I bought a cheap Wi-Fi smart plug from AliExpress, mostly out of curiosity. When it arrived, I discovered it was Tuya-compatible, which usually means you’re locked into their mobile app and cloud platform. That didn’t sit right with me — I wanted the data in my own stack, not living on someone else’s servers.

After some tinkering, I figured out a way to pull readings directly from the plug without touching Tuya’s cloud. It spits out metrics such as current draw, voltage, and wattage, which I then forward into InfluxDB for storage. From there, Grafana takes care of visualization.

power.png

I also set up alerting rules. If the plug stops reporting, I get a notification (again via Gotify).

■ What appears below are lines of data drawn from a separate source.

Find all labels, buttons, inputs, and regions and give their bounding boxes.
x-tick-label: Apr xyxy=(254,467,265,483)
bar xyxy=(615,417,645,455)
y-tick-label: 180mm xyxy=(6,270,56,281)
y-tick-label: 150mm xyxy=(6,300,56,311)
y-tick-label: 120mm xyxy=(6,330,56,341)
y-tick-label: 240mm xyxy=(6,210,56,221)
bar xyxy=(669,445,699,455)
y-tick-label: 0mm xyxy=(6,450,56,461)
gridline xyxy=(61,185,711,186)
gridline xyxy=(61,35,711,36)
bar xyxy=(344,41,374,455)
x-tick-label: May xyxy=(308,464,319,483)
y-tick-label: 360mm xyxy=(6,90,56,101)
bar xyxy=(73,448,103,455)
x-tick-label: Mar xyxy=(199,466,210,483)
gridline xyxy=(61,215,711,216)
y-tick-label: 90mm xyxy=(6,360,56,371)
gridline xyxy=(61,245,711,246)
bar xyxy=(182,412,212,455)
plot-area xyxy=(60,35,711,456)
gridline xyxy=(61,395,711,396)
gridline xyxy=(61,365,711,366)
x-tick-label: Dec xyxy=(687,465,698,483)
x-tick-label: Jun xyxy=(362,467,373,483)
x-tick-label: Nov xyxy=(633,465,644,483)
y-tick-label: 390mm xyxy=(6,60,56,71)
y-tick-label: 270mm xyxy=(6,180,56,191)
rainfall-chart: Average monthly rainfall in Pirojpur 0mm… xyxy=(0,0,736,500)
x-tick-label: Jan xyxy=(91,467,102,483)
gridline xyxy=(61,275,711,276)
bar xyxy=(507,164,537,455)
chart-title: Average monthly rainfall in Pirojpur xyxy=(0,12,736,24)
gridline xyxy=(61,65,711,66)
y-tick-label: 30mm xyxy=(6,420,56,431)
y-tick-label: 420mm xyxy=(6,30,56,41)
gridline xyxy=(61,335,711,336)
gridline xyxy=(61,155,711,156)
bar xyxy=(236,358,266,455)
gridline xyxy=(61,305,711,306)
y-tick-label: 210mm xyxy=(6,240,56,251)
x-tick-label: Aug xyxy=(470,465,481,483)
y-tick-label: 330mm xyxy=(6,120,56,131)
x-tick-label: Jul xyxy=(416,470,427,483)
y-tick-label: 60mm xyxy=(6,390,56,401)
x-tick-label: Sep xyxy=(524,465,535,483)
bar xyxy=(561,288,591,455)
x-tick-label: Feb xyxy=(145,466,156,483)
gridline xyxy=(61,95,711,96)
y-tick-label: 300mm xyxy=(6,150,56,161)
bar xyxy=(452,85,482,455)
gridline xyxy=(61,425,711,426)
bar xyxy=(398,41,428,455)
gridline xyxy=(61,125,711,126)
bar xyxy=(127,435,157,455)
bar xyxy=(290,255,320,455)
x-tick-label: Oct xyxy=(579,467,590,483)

This has turned out to be more useful than I expected. I can spot power spikes when workloads ramp up, or notice when something is misbehaving. Over time, it’s given me a much better sense of the baseline power draw of my setup and when I should be concerned.


Centralizing Notifications with Gotify

Metrics and dashboards are great, but they’re only useful if I actually know when something goes wrong. That’s where Gotify comes in.

Gotify is a lightweight, self-hosted notification server. Think of it as my personal push service — any tool in my stack that supports Gotify or webhooks can send alerts to it, which Gotify then delivers to my phone or browser.

notification-flow.png


Reflections

If I’ve learned anything from this part of the journey, it’s that monitoring doesn’t have to be enterprise-level to be useful. Proxmox graphs gave me a taste, but tools like Beszel, Uptime Kuma, and a bit of Grafana turned my homelab from a black box into something I can actually understand and trust.

At the end of the day, my setup is a mix:

  • Beszel for system metrics
  • Uptime Kuma for service uptime
  • Grafana for network + power dashboards
  • Gotify for notifications

It’s not perfect, but it’s good enough for me — and that’s kind of the whole point of a homelab.